Some studies described a higher BDV positivity in people who were in contact with infected animals. Weisman and colleagues reported a significantly higher positivity of BDV antibodies (46%) in workers exposed to infected ostriches versus a BDV positivity of 10% in controls. There was a strong correlation between the intensity of exposure and the rate of seropositivity . Takahashi and colleagues found a significantly higher seropositivity of BDV (from 2.6% to 14.8%) in blood donors from regions where horse farms were concentrated compared with a BDV positivity of 1% in blood donors from other regions . These findings support the possible animal-to-human transmission of BDV infection. In contrast, another study from Bangladesh did not confirm this hypothesis. The authors surveyed horses and their caretakers for BDV antibody positivity and found a BDV positivity of between 25-30% in the horses but none of caretakers were positive for BDV . Thomas and colleagues reported that people working or living on livestock farms had a higher BDV seroprevalence compared with other farms. Exposure to animals did not increase the risk of BDV positivity .

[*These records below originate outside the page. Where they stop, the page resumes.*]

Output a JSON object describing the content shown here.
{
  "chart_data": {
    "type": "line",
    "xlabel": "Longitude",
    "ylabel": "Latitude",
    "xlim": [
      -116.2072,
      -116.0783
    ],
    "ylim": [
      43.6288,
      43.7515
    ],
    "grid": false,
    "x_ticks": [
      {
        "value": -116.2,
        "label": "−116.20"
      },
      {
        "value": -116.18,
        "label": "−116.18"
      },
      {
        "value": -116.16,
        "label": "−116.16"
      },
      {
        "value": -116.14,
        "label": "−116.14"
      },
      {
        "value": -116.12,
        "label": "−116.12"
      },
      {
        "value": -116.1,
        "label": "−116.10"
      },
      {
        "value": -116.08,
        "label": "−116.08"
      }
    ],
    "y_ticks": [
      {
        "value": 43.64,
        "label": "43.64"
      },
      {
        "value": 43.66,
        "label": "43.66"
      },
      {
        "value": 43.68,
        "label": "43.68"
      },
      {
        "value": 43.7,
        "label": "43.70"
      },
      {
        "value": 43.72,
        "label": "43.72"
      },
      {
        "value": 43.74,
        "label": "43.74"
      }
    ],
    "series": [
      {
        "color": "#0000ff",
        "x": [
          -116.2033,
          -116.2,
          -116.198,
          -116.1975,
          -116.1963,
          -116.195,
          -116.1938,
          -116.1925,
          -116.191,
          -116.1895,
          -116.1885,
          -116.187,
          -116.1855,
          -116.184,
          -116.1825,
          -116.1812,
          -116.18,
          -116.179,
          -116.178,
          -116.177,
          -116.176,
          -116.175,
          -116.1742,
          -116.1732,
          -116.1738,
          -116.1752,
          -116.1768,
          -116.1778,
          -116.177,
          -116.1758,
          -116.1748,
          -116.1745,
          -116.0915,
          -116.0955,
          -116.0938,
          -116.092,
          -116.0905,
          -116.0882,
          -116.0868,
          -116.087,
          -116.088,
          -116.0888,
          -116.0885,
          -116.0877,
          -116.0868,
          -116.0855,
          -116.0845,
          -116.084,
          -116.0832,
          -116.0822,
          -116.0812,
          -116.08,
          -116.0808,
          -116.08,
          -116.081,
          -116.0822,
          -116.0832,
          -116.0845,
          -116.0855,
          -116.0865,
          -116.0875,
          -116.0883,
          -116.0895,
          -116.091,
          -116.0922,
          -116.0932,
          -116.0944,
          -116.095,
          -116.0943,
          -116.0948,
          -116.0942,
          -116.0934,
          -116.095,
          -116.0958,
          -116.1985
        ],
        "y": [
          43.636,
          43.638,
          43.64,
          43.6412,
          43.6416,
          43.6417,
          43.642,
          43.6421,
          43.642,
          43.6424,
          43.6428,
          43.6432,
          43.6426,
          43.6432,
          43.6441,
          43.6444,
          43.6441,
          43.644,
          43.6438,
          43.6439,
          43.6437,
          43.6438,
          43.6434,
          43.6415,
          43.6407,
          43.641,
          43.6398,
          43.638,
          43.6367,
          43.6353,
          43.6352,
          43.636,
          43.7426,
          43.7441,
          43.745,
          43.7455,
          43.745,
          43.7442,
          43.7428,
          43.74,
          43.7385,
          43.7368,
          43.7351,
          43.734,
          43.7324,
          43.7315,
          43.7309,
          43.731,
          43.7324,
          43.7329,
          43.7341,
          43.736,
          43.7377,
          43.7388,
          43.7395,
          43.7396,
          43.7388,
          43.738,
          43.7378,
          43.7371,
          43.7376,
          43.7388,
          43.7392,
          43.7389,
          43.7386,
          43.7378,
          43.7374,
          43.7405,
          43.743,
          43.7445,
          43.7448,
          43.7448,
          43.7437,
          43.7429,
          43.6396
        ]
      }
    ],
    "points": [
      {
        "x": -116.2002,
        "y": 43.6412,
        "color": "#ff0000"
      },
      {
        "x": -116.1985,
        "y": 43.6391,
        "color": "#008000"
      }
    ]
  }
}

Another explanation for not finding an association between contact with animals and BDV CIC positivity is that these results might have been derived from an area in which the BDV infection of animals is not endemic. We still have no data about the prevalence of BDV infection in animals in the Czech Republic. Several studies found a high BDV positivity in horses and sheep [1, 36] and a lower BDV positivity in other species (dogs, cats, cattle) . Addicted patients from our study were frequently exposed to pets such as cats and dogs (90.2%) but they were not exposed to farm animals, which we could expect to have a higher BDV positivity than pets.